Christopher Columbus

Christopher Columbus, the Italian explorer and discoverer of the New World, had many connections with the Canary Islands.

In August 1492, Columbus set sail from southern Spain to find a western route to the Indies, and also to prove the world was round, as many Catholic Theologians at the time were still insisting it was flat. Most educated Europeans however, had realised the world was in fact round since Aristotle’s work in the 4th century.

He first sailed to the Canary Islands, stopping at San Sebastian on La Gomera for provisions before setting out on the five week voyage across the Atlantic, where he discovered the Americas.

Columbus also came here to visit Beatriz de Bobadilla, who had been a mistress of king Ferdinand of Spain, with whom he had a romance and stopped here on his first three transatlantic voyages.

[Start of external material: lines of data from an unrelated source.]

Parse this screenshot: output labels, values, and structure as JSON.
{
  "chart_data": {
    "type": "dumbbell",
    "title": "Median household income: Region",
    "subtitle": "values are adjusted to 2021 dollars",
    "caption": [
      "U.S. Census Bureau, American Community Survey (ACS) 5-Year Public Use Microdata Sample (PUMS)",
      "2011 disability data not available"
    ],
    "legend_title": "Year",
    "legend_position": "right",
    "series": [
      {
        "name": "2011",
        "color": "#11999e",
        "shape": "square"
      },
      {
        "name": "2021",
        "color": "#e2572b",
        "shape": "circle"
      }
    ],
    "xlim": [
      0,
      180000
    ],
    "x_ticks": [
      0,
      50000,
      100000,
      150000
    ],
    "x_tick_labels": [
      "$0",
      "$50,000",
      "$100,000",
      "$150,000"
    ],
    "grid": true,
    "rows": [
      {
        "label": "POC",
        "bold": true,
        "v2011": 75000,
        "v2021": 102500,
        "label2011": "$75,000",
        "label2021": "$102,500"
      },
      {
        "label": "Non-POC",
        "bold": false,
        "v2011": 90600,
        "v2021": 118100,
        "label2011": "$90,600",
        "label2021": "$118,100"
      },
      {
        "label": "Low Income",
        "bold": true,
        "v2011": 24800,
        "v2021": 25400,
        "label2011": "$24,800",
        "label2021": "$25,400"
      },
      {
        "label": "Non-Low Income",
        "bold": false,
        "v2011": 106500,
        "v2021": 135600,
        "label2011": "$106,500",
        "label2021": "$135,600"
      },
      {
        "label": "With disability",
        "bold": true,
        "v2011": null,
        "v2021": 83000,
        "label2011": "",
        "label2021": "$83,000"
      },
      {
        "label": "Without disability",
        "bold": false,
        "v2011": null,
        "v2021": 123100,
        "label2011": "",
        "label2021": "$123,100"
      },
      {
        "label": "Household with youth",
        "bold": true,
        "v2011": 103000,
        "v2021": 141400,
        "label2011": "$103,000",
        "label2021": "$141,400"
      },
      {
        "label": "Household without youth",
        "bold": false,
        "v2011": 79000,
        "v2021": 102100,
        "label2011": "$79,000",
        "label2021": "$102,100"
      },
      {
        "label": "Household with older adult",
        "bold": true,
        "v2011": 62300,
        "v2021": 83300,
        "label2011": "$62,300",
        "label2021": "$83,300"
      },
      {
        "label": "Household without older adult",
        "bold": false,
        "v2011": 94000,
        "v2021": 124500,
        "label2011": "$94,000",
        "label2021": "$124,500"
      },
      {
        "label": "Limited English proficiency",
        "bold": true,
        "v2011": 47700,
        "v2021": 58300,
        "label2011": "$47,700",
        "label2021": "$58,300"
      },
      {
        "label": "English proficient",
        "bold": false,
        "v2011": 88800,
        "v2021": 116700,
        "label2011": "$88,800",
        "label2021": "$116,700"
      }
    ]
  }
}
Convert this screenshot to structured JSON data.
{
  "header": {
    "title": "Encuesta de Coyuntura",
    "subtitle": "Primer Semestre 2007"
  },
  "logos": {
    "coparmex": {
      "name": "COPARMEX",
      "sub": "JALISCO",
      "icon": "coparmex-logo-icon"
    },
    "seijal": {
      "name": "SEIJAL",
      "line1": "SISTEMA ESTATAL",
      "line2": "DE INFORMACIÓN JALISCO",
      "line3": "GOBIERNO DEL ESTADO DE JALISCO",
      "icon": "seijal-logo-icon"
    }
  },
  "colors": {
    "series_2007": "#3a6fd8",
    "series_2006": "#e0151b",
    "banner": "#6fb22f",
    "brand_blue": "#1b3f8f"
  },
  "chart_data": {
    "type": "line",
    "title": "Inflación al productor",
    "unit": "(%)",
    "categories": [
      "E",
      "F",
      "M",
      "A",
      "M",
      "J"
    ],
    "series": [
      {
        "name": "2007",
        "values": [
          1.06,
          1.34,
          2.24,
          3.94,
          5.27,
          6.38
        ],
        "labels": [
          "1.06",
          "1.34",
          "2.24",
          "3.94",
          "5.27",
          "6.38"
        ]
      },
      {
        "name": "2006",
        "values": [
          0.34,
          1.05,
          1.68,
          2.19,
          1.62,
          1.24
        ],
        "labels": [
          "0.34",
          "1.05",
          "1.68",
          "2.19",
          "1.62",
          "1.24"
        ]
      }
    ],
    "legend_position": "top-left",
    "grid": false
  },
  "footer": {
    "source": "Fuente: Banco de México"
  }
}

By the time of his fourth voyage Beatriz had married one of the islands most powerful men, so he wisely gave La Gomera a miss.

Columbus reportedly witnessed the volcano Mount Teide erupting on the island of Tenerife on his first voyage across the Atlantic in 1492, where he saw "a great fire in the Orotava Valley". It is apparent from carbon dating there was no eruption that year in the Orotava Valley, but there was from the Boca Cangrejo vent on the Santiago rift.